I'm allocating some memory using mmap()
with MAP_ANONYMOUS
flag. Because of the problem's features, often I need to write some data to one page ( for example, located in the middle ) of large memory chunk, and leave the other part untouched. So, I wouldn't this rather big part of unused memory to allocate physically.
In my view, such mmap()
call just give me a pointer to some 0-filled virtual pages, but due to to copy-on-write and demand paging mechanisms, no one page ( besides first maybe ) isn't actually allocated in RAM until first write attempt to it's memory.
The problem is: one moment I've got MAP_FAILED
from mmap()
( there were a lot of successful calls with fewer allocation queries before ), when tried to allocate a memory chunk larger than my physical RAM size. So, it seems there are much more pages actually allocated, even if there wasn't write access to them.
I need your help guys with two questions, first: Is my views to anonymous memory allocation correct, and (if not) , what are the inaccuracies?
And the second:
How could I measure number of actually allocated pages after anonymous mmap()
is done? I've tried use mincore()
, and it's results show me that almost all pages are "resident" in memory ( i.e., physically allocated? ). So, it seems mincore()
results are wrong, or I'm totally stuck :(
Upd.
It seems memory overcommiting mentioned by @Art indeed could influence this. But when I'm trying to disable it ( setting /proc/sys/vm/overcommit_memory
to 1
mode or using mmap()
with MAP_NORESERVE
flag, my machine is heavily freezing, and hard reset is the only thing that helps.
"It's complicated." (caveat: I have much more experience of VM systems from not Linux, but I've picked up a few details from Linux over the years)
Generally your assumption is true. Many operating systems don't actually do much on mmap
other than record "there is an allocation of X pages of object Y at V". Access to those pages causes a page fault which leads to an actual allocation. Some (or maybe all?) versions of Linux map a pre-zeroed read-only page to such allocations (not sure if it has changed or if it's still done) and the rest is handled like copy-on-write (for me it feels like a bad idea because it should generate more TLB flushes for a dubious optimization of reading zeroed memory which should happen rarely, but I guess Linux people have benchmarked it and found it good).
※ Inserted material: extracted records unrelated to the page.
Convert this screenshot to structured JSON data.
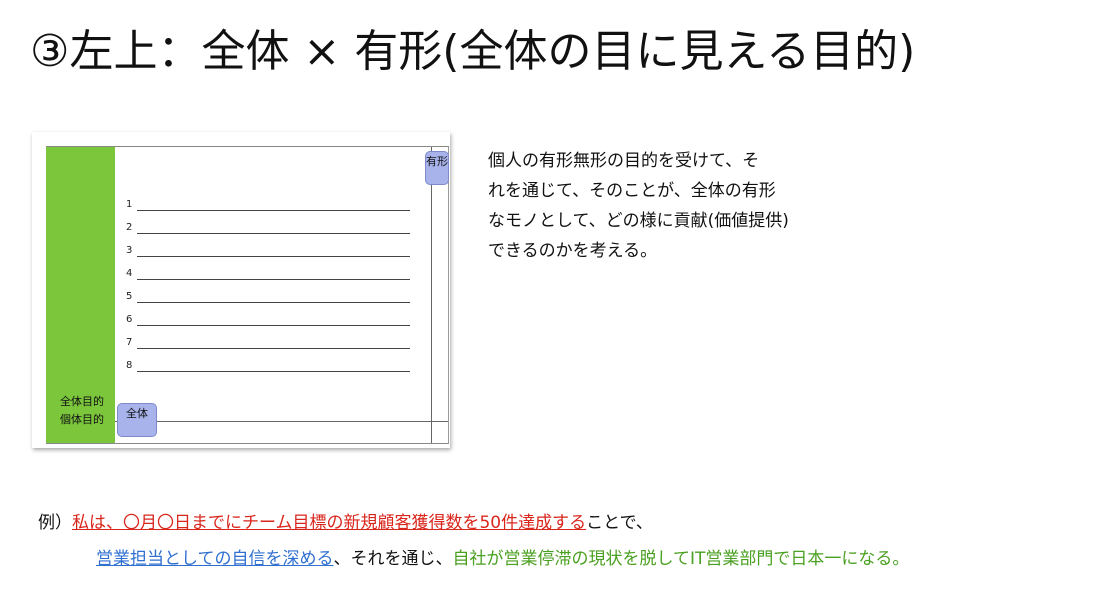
{
  "slide": {
    "title": "③左上：全体 × 有形(全体の目に見える目的)"
  },
  "figure": {
    "green_label_line1": "全体目的",
    "green_label_line2": "個体目的",
    "tab_top_label": "有形",
    "tab_bottom_label": "全体",
    "line_numbers": [
      "1",
      "2",
      "3",
      "4",
      "5",
      "6",
      "7",
      "8"
    ],
    "colors": {
      "green_band": "#7cc63c",
      "tab_fill": "#a8b3ec"
    }
  },
  "description": {
    "lines": [
      "個人の有形無形の目的を受けて、そ",
      "れを通じて、そのことが、全体の有形",
      "なモノとして、どの様に貢献(価値提供)",
      "できるのかを考える。"
    ]
  },
  "example": {
    "prefix": "例）",
    "red_part": "私は、〇月〇日までにチーム目標の新規顧客獲得数を50件達成する",
    "after_red": "ことで、",
    "blue_part": "営業担当としての自信を深める",
    "middle": "、それを通じ、",
    "green_part": "自社が営業停滞の現状を脱してIT営業部門で日本一になる。",
    "colors": {
      "red": "#d9261c",
      "blue": "#2f6fd0",
      "green": "#4aa020"
    }
  }
}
There are a few caveats. Just because you don't use the RAM doesn't mean that you'll be allowed to overcommit so much memory. Certain Linux distributions started default to a setting that disallows overcommit or disallows more than X% overcommit. Centos/RedHat was one of those (this was probably a decade ago, I don't know the state today). This means that even when you're just using 5% of your actual physical memory, if you have created anonymous mappings of 100+X% of your RAM, mmap will fail. There is a sysctl for it, look it up. It's something like /proc/sys/vm/overcommit_memory
or overcommit_ratio
or both, or probably even more under there.
Then you have to be aware of resource limits. Check with ulimit
if you're allowed to create mappings that big (ulimit -v), the problem could be as simple as that. Also (I'm not sure how Linux does it here, but you can create simple test programs to try it), resource limits for data size (ulimit -d) can be accounted as potential pages you can use rather than actual pages you currently use (in other words no overcommit in resource limits).
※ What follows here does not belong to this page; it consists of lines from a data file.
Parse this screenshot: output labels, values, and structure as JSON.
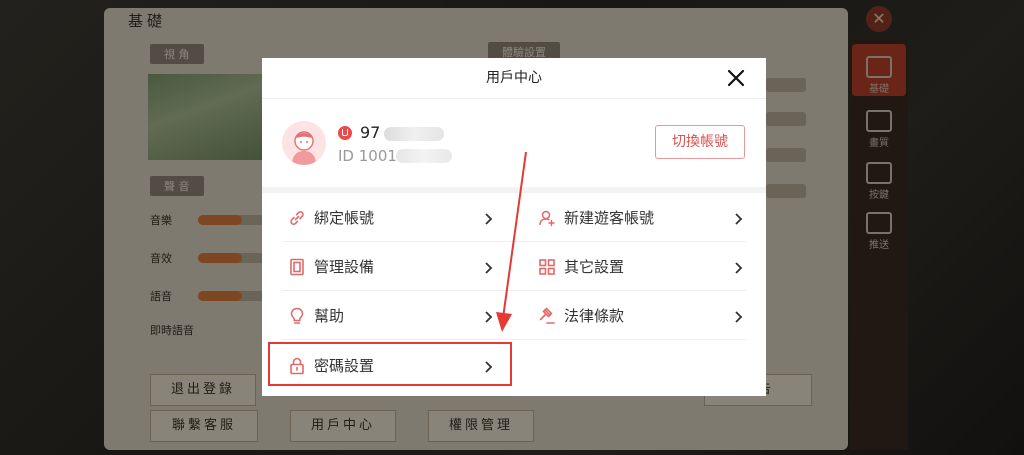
{
  "background": {
    "title": "基礎",
    "close_glyph": "✕",
    "sections": [
      "視 角",
      "聲 音",
      "體驗設置"
    ],
    "sound_rows": [
      "音樂",
      "音效",
      "語音",
      "即時語音"
    ],
    "buttons": [
      "退出登錄",
      "聯繫客服",
      "用戶中心",
      "權限管理",
      "公告"
    ],
    "side_tabs": [
      "基礎",
      "畫質",
      "按鍵",
      "推送"
    ]
  },
  "modal": {
    "title": "用戶中心",
    "close_icon": "close-icon",
    "user": {
      "name_prefix": "97",
      "id_prefix": "ID 1001",
      "switch_label": "切換帳號"
    },
    "menu": [
      {
        "label": "綁定帳號",
        "icon": "link-icon"
      },
      {
        "label": "新建遊客帳號",
        "icon": "add-user-icon"
      },
      {
        "label": "管理設備",
        "icon": "device-icon"
      },
      {
        "label": "其它設置",
        "icon": "grid-icon"
      },
      {
        "label": "幫助",
        "icon": "lightbulb-icon"
      },
      {
        "label": "法律條款",
        "icon": "gavel-icon"
      },
      {
        "label": "密碼設置",
        "icon": "lock-icon"
      }
    ]
  },
  "colors": {
    "accent": "#e53935",
    "icon": "#e06a6a",
    "switch_border": "#e29a9a"
  }
}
Then let's get back to faulting in only the pages you use. There has been research into detecting access patterns and predicting future faults (so that mmap:ed files could do read-ahead), but I don't know the state of it in Linux. It feels like it would be dumb to apply this to anonymous mappings, but you never know, maybe someone is trying to be clever. To make sure, use madvise(..., MADV_RANDOM)
on the mmap:ed block you get.
Finally mincore
. My experience from it on Linux is that it's garbage, last time I tried it it didn't work for anonymous mappings (or was it private?). In your case it could be as simple as it reporting that the read-only copy-on-write zeroed page for anonymous mappings is considered to be "in core".